O kadar sinirlenmiştim ki çardağın etrafında dört dönüyordum. Ege ise benim aksime sakin tavrından ödün vermemişti. Ara sıra çenesinin gerildiğini ve ben hiddetlendikçe daha çok kasıldığını görüyordum. Fakat yine de benim kadar tepkili değildi. Anlam veremiyordum. Bütün öfkesi, direnci yıkılmış mıydı? Yoksa en başından beri böyle miydi? Anlatmadığı şeyler vardı. Mümkün olsa aklından geçen her şeyi bir sünger gibi çekip almak isterdim.
"Benim ne düşündüğümü sordun, Vera. Ben de söyledim. Benim düşüncelerimin bir önemi yok." dedi ellerini birleştirmiş ve gayet ciddi bir tavırla.
"Peki neden anlatmadın? Hakim karşısındayken... Ne biliyorsan neden anlatmadın?"

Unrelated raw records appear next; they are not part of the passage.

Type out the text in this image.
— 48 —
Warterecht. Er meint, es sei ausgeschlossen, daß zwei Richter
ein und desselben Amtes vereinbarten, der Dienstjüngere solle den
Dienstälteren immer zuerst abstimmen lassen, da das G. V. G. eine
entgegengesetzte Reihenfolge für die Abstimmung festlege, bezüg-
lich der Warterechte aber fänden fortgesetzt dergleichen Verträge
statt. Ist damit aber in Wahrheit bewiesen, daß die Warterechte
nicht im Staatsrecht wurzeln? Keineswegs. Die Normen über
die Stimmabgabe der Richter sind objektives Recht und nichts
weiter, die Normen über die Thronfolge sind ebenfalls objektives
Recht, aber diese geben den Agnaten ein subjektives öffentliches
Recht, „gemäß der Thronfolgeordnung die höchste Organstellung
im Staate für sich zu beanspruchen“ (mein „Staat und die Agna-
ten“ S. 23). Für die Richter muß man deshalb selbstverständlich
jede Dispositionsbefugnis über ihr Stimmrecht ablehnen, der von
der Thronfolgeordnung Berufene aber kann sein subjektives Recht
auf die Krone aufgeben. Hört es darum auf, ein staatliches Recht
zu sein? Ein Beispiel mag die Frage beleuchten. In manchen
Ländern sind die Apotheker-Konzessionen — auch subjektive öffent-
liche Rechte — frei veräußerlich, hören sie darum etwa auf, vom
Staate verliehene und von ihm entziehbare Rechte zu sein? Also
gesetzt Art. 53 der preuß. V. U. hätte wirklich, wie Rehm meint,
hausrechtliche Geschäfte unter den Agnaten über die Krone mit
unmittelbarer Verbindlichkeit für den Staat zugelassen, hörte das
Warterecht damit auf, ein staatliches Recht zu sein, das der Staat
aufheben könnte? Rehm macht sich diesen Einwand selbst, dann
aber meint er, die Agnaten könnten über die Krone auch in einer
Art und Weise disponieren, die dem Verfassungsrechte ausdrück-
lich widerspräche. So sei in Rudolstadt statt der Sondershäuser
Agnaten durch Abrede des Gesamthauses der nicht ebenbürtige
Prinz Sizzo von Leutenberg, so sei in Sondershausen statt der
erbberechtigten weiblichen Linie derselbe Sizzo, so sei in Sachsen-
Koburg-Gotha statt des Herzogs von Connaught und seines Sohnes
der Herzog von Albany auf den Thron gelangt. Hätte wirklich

"Bilmediğin çok şey var." dedi karşısında bir amatör varmış gibi üstten bakarak. Bazı zamanlar o kadar yorgun o kadar ağırbaşlı görünüyordu ki gerçekten de yüz yaşında bir adamla konuşuyor gibi hissediyordum.
"Evet, var! Anlatırsan daha iyi anlayabilirim." dedim en sonunda patlayarak.
"Neden bu kadar merak ediyorsun? Amacın yalnızca kitabını pazarlamak değil mi? Narin'in adaleti, benim düşüncelerimin senin için bir öneminin olması çok saçma." Ses tonu yükselmişti. Bu konu hakkında konuşmak onu bambaşka birine döndürüyordu.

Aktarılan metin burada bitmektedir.